There’s no need to overcomplicate it. Gold is sitting at a decision point. The chart says a squeeze higher is possible. The macro backdrop says be careful, because the path of least resistance may still be lower unless buyers prove otherwise.
Key takeaways
- Gold has corrected more than 25% from January highs above $5,600 to around $4,155.
- Itsadiee_Fx expects a bullish weekly candle next week if support holds.
- $4,136-$4,084 is the key support zone to watch.
- $4,383 remains the main resistance level and a reclaim there would strengthen the bullish case.
- $4,000 remains the major downside target if support breaks.
- Hawkish Fed policy, dollar strength, and easing geopolitical tensions still weigh on the gold price forecast.
Gold price prediction Q&A
What is the short-term outlook for gold?
Gold could stage a short-term rebound next week if the $4,136-$4,084 support zone holds.
Why are traders watching $4,000?
It is a major psychological level and a natural target if the current support band fails.
Why does the analyst think sellers may be trapped?

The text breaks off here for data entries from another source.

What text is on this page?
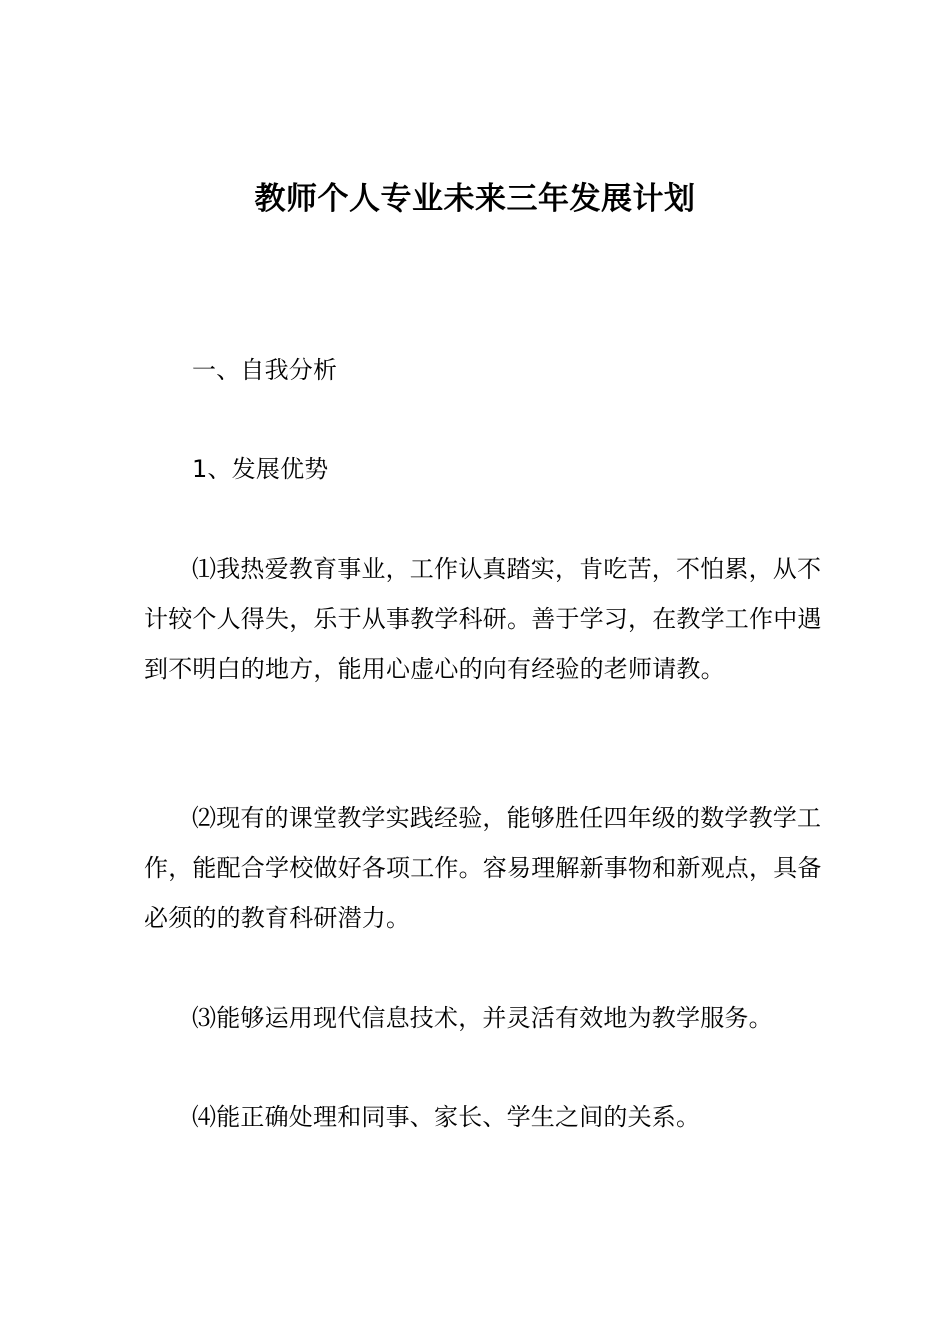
教师个人专业未来三年发展计划

一、自我分析

1、发展优势

⑴我热爱教育事业，工作认真踏实，肯吃苦，不怕累，从不计较个人得失，乐于从事教学科研。善于学习，在教学工作中遇到不明白的地方，能用心虚心的向有经验的老师请教。

⑵现有的课堂教学实践经验，能够胜任四年级的数学教学工作，能配合学校做好各项工作。容易理解新事物和新观点，具备必须的的教育科研潜力。

⑶能够运用现代信息技术，并灵活有效地为教学服务。

⑷能正确处理和同事、家长、学生之间的关系。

Because sentiment is heavily bearish and recent price action suggests downside momentum may be tiring.
What is a liquidity sweep?
It is a move that briefly breaks below a low to trigger stop-loss orders before price reverses.
What would confirm the bullish case?
A reclaim of $4,383, especially with strong price action and follow-through.
What would strengthen the bearish case?
A clean break below $4,136-$4,084, ideally confirmed by a strong lower-timeframe close with volume.
What macro factors are pressuring gold?
A hawkish Federal Reserve, a strong U.S. dollar, and easing geopolitical tensions.
Is a bounce guaranteed?
No. The technical setup is plausible, but macro conditions still make a clean upside reversal far from certain.